Продолжаю мою экскурсию по дому. От следующего помещения «мамину комнату» отделяет стена и круглая, обшитая чёрным металлическим листом печка-«голландка» с небольшой топкой, закрываемой чугунной дверцей. Мы называем её «галанка», не понимая истинного происхождения слова от страны Голландии, где такие печки устраивались для обогрева помещений. Ведь это только царица-русская печь была универсальной в суровых условиях России – и для обогрева, и для приготовления еды, и для выпечки хлеба и пирогов, и для просушки чего-нибудь, и спальное место-лежанка на ней было предусмотрено. Мама рассказывала, что в такой печке даже мылись.

Следующая комната – «наша», другими словами, детская, но мы, малышня, как-то не считали себя детьми. Мы – это мы, и комната не чья-нибудь, а безраздельно наша. Когда мы надоедали взрослым, они так и говорили: «Идите в свою комнату!» И родители предусмотрительно приделали на двери в нашу комнату крючок, ведь в их жизни бывали моменты, когда мы могли ворваться в их комнату в неподходящее время.

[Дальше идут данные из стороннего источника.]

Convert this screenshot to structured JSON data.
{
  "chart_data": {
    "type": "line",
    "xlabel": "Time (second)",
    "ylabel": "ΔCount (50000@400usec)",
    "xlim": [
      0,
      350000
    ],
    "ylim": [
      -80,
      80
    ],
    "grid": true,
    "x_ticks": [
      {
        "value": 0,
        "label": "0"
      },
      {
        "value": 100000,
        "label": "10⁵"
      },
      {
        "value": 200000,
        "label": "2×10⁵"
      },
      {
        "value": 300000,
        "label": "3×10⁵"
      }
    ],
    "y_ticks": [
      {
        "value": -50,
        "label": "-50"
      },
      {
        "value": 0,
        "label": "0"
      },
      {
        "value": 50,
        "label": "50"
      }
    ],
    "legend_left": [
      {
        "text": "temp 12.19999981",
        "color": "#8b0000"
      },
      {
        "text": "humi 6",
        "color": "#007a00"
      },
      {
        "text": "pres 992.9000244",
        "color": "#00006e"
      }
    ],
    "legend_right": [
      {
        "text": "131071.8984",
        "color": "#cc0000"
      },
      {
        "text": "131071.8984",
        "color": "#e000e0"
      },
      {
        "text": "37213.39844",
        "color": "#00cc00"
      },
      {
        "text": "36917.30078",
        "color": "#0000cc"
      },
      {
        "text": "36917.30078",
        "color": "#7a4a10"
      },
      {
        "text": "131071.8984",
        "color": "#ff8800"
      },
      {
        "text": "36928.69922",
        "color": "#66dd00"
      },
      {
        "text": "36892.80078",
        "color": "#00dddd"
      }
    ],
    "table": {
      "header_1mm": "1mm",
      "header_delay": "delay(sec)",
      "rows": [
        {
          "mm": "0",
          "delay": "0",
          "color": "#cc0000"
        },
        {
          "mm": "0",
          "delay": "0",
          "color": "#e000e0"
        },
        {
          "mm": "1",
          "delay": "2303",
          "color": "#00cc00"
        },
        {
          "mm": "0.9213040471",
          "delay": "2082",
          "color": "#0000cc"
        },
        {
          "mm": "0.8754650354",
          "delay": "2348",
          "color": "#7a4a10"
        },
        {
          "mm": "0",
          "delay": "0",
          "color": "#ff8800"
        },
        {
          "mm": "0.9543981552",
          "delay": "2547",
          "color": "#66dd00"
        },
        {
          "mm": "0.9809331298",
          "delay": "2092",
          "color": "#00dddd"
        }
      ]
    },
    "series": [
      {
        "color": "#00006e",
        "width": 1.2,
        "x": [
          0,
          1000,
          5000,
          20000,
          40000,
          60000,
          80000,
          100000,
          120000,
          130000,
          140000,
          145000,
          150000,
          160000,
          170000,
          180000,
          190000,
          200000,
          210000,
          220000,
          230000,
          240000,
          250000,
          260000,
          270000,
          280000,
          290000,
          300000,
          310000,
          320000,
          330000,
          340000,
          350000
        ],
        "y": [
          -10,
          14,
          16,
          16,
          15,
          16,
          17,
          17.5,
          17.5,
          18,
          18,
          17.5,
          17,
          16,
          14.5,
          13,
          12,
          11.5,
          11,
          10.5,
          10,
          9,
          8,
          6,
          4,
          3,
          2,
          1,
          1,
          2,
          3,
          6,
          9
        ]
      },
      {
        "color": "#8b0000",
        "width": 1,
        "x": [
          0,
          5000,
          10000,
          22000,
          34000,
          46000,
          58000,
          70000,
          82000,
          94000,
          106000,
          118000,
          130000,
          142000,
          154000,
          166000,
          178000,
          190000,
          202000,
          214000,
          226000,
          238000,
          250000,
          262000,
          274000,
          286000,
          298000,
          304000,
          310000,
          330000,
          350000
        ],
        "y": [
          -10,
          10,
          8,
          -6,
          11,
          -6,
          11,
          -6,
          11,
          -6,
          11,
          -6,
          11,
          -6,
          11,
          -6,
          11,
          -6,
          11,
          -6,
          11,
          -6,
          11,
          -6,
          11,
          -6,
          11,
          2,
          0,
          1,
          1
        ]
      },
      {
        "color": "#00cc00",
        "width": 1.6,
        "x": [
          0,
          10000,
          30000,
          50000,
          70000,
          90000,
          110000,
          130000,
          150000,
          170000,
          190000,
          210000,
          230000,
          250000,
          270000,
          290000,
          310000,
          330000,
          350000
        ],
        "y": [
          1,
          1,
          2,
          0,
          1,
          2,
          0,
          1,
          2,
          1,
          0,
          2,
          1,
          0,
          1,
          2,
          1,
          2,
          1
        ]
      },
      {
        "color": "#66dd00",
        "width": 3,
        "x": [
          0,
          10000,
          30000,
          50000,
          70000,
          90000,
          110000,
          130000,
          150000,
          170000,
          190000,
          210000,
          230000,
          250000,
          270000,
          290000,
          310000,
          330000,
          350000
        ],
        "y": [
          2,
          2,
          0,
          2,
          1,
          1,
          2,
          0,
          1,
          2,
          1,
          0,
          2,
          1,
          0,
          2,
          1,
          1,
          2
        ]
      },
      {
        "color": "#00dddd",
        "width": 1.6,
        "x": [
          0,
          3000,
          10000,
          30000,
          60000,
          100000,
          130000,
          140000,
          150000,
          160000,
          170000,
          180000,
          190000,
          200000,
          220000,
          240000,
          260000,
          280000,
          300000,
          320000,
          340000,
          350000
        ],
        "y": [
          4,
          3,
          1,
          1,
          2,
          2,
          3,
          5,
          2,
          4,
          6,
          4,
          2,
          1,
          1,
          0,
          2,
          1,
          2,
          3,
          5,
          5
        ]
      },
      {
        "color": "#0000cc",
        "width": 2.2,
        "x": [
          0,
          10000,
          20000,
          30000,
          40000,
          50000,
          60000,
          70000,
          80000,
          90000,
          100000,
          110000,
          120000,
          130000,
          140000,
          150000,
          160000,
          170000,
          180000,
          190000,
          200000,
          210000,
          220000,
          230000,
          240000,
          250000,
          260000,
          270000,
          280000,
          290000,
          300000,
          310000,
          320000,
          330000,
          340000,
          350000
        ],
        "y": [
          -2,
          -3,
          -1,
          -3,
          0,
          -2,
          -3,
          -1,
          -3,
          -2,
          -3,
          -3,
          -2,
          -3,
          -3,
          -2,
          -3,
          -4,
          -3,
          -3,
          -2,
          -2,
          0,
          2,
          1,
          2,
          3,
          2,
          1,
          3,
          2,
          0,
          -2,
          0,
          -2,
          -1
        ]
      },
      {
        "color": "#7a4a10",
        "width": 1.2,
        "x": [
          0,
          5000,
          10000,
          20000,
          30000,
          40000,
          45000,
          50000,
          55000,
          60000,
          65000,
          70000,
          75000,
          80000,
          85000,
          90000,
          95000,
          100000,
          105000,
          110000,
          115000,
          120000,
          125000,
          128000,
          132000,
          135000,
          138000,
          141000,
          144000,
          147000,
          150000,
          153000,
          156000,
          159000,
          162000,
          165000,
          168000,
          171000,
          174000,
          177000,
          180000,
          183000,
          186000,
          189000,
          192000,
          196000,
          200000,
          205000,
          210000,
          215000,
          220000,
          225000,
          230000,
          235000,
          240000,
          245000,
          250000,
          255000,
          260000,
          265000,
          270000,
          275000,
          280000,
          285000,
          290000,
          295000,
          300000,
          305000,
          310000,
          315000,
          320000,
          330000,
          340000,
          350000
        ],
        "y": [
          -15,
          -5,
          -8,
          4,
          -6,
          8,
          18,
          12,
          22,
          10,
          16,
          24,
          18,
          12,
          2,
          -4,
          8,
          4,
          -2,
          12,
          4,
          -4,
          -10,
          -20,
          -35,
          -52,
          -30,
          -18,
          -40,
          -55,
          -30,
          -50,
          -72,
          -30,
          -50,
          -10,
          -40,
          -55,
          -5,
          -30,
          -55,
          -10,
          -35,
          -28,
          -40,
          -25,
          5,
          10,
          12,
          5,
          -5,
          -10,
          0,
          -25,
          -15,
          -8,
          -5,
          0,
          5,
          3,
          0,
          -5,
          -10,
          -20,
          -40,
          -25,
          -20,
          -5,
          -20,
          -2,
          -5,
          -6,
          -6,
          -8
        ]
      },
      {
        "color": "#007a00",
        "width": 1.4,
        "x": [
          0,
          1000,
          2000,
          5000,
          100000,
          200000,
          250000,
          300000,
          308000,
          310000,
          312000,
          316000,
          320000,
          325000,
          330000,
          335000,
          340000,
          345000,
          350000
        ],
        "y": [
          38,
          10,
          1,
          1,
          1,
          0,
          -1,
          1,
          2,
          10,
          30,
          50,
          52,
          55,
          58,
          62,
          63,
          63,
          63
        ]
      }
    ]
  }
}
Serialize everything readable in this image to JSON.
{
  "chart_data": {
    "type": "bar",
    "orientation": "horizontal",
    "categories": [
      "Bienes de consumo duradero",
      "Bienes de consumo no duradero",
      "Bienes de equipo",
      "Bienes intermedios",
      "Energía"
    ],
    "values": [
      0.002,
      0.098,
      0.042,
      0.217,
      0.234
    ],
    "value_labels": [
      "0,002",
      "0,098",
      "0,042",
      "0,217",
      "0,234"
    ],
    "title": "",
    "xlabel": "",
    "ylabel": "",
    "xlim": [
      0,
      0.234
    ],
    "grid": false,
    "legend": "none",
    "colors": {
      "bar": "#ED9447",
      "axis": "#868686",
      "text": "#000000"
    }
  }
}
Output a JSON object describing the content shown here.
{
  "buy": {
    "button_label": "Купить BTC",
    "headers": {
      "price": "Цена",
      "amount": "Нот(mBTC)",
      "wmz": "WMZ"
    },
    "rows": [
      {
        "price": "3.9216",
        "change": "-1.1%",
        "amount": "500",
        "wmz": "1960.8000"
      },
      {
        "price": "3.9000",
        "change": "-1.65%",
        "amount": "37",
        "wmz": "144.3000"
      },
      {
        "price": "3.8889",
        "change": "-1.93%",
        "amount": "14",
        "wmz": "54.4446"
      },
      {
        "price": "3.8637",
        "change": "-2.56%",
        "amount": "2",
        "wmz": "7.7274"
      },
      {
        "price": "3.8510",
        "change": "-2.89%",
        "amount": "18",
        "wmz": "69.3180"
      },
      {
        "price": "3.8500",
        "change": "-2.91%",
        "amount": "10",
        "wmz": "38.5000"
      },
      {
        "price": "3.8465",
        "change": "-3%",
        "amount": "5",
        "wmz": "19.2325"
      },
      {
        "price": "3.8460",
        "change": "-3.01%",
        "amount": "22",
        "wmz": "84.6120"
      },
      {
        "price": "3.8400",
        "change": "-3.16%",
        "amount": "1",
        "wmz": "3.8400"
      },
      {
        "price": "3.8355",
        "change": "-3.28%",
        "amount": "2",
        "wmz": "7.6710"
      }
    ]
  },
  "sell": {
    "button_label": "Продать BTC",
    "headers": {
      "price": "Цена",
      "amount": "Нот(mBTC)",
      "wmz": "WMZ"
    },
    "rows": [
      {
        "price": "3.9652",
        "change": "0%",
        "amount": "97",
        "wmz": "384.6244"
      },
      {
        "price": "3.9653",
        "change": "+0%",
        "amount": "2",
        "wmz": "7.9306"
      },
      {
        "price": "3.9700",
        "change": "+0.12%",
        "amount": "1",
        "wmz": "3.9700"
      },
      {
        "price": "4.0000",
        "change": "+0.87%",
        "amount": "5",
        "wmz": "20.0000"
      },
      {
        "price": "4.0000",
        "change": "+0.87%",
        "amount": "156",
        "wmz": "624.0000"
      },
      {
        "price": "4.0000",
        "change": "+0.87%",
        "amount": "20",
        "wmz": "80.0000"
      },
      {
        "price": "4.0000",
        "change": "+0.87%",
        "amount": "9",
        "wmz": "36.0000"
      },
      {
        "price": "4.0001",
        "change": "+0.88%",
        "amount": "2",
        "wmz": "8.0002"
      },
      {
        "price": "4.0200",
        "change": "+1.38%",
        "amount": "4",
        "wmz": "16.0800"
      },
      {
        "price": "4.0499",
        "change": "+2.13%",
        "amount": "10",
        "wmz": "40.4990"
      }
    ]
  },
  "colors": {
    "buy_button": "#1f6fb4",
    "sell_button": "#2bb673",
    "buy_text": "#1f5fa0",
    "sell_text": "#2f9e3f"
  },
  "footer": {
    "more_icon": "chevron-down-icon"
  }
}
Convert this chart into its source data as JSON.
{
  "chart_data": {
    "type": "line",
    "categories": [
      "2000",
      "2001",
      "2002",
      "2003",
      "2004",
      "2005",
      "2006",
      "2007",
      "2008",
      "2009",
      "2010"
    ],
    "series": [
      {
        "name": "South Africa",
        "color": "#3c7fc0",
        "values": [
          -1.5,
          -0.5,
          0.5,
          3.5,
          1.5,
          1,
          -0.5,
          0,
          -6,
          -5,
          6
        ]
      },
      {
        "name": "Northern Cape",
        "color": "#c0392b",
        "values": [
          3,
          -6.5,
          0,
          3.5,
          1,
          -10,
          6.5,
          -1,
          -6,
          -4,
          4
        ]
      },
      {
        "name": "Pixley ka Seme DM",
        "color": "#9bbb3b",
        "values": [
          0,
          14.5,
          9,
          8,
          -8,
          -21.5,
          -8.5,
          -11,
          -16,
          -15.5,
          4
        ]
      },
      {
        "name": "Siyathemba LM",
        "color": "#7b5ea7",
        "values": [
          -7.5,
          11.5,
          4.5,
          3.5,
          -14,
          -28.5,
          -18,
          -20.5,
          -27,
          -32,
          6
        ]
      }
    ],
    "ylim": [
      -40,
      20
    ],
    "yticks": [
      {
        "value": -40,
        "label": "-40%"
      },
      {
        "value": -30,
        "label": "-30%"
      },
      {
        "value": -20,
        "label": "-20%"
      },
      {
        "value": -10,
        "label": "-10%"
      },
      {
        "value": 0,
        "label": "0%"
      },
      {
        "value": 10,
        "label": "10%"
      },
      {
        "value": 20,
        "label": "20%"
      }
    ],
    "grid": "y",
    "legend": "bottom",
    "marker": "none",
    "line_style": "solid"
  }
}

В комнате этой четыре окна. Два окна «смотрят» в палисадник на улицу. В простенке между окон стоит комод с бельём, а над ним висит небольшое зеркало. Два других окна справа, обращённые на площадь, всегда закрыты снаружи ставнями. Дело в том, что вплотную к стене и этим окнам стоят две детские узкие железные кровати моих братьев. Вероятно, из разговоров взрослых я услышала сказанное ребятам в шутку: ставни закрыты, чтобы ночью к ним в постель кто-нибудь с улицы не влез через окно. А я по моему малолетству все разговоры воспринимала всерьёз и была напугана.

Моя кроватка находится у противоположной стены. И тут же перед кроваткой в полу квадратная деревянная западня с металлическими петлями с одной стороны и с металлическим кольцом с другой, прикрывает ход на нижний полуподвальный этаж. Потянув за кольцо, можно западню откинуть и по наклонной, сбитой из крепких широких досок лестнице спуститься вниз. Чтобы мы, дети, не баловались с западнёй, пытаясь открыть, отец замкнул её на замок. И, как я уже рассказывала, в иные времена в нижнем подвальном этаже жили другие люди.

Мне было непонятно, зачем эта западня нужна, я боялась, что ночью ко мне в постель «кто-нибудь приползёт». И было дело, когда я играла на полу, а снизу кто-то из жильцов чуть-чуть приоткрыл западню и в щель посмотрел на меня. Я вскочила, побежала к бабушке на кухню и завопила:

– Там пол открылся! Кто-то хотел утащить меня! Я боюсь!

Укладываясь спать, я хныкала, показывая на западню:

– Боюсь! Боюсь! Ночью ко мне приползёт бука!

– Не придумывай! – говорила бабушка. – Кто к тебе приползёт? Вишь, какой крепкий замок навесил отец?


А я продолжала ныть:

– Мне на замок больно наступать! Я падаю из-за него!

Но и эту проблему решили просто, прикрыв западню толстым половиком.

Зимой мою кроватку передвигали подальше от окна и ближе к печке-«голландке». Я часто болела, а из окна на меня тянуло холодом. Когда у меня поднималась температура и болела голова, случалось, меня рвало. Мальчишек это сердило. Сердил и мой горшок под кроватью. Бабушка их увещевала:

– Ну а куда я дену Люську-то? На печку? Так там жарко, а у Люськи свой жар в теле. И на двор она ещё не может бегать. Она маленькая, а вы большие. Вот и терпите, пока она вырастет!

В летнее время мама устраивала нам, малышне, общую постель на полу и укладывала спать всех нас троих. И ничего. Спала я крепко. Ребята из шалости однажды закатили меня, спящую, под кровать на голый пол, и я даже не проснулась, а проснувшись, сначала испугалась, потом заплакала больше от обиды на братьев. Маленькой я росла обидчивая. По словам бабки, то и дело «бутусилась».